Looking at it that way, it makes a lot of sense that they'd end up doing the kind of story that they did, but man, you want to talk about depressing stories of Batman failing, there is no failure more complete than the one at the heart of this story, and it just doesn't work. Terry McGinnis is built on that Spider-Man template, and tragedy and loss are certainly at the heart of that, but having thirteen year-old Tim Drake tortured for days on end and then murdering the Joker and bursting into tears kind of takes the fun out of things.

Which, I imagine, was the point. It's intentionally horrific and it's meant to be shocking and disturbing (to the point where pieces were edited out of the original release), and it's certainly effective. It's not even done poorly -- it's been a while since I've seen it, but I remember it being a really good piece of the story in how it's structured and presented. At the same time, as good as it might be, it also gets pretty ruinous for the premise.

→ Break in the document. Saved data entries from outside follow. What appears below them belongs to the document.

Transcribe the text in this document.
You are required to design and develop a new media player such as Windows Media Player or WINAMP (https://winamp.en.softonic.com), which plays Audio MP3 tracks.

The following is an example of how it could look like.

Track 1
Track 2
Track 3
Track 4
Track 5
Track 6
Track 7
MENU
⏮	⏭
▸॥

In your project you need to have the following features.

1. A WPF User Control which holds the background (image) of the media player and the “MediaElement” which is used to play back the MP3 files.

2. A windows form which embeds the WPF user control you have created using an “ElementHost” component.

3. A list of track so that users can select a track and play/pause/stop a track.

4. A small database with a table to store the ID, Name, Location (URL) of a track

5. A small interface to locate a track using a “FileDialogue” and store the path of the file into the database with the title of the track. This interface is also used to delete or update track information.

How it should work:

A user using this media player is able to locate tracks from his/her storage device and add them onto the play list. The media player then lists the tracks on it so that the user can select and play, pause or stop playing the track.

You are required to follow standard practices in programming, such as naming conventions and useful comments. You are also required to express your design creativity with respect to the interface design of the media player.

It's tearing something down to build up its replacement rather than standing on its shoulders to build the legacy, and while that can certainly be every bit as effective as a storytelling technique, it breaks too much here and makes heroism seem a little too futile.

It's one of the things that I don't count, along with that weird coda on Justice League Unlimited about how Terry is half-cloned from Batman's DNA and his parents almost got killed by the Phantasm. That could not feel more like fanfic if all the characters involved had "the Hedgehog" added to the ends of their names.